In the morning, there is nothing more delicious that this gluten free blueberry porridge pot. This is our new favourite breakfast and is perfect for kickstarting your January! The blueberry adds the perfect fruity hint to the creamy soaked coconut porridge – yum! Also, the best thing about this gluten free blueberry porridge pot is that you can make it in advance, which means that you can keep it in the fridge all week. We love making a big batch on a Sunday evening so it is available for the whole family. In addition, it is great for the little ones when you have a busy morning!
- 100g rolled oats
- 50g jumbo oats
- 150ml hot water
- 150ml coconut milk
- 2 Tbsp chia seeds
- 2 Tbsp maple syrup
- 200g frozen blueberries
- 1/2 Tbsp coconut sugar
Place the blueberries and coconut sugar into a saucepan over a medium heat. Stir this occasionally until the blueberries start to break down form a thick compote. This will take 15 to 20 minutes.
Whilst the blueberries simmer, mix the oats, chia seeds, coconut milk, maple syrup and hot water in a bowl. Once well combined, let this sit for 20 minutes until the oats are soft and have absorbed the moisture.
Once both components are ready, begin putting this together. Evenly separate the oat mixture into 3 bowls. In the first bowl add 3/4 of the blueberry mixture and stir well. Place this to the side.

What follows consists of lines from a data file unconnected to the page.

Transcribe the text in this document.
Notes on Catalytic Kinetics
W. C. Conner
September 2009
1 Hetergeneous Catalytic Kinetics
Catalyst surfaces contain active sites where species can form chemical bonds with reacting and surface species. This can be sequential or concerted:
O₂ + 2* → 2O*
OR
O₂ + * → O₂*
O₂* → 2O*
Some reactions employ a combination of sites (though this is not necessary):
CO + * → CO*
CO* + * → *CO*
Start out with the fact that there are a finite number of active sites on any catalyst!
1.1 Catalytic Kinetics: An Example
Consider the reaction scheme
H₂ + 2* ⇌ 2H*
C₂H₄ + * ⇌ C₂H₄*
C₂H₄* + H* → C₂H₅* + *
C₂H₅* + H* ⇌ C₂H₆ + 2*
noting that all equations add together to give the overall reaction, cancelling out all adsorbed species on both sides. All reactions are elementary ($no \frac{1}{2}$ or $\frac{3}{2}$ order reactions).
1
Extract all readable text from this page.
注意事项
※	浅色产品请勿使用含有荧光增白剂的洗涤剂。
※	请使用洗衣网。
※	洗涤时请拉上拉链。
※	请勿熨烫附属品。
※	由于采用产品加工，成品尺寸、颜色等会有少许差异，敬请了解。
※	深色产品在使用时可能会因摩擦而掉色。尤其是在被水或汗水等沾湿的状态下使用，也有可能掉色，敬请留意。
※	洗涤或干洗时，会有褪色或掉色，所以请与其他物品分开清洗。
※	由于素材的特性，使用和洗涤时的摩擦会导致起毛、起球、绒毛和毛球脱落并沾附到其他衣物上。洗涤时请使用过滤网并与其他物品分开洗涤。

In the 2nd bowl of oats, add the last 1/4 (leaving 1 Tbsp of blueberry for later) of the blueberry mixture and sir until fully combined.
To assemble, place the darker blueberry porridge at the bottom of a glass/ Tupperware. Top this with the lighter blue porridge and then finally the plain porridge. Using the last tbsp of the blueberry compote, place this on the top. Dig in and enjoy! This will keep for a few days in an air tight container in the fridge.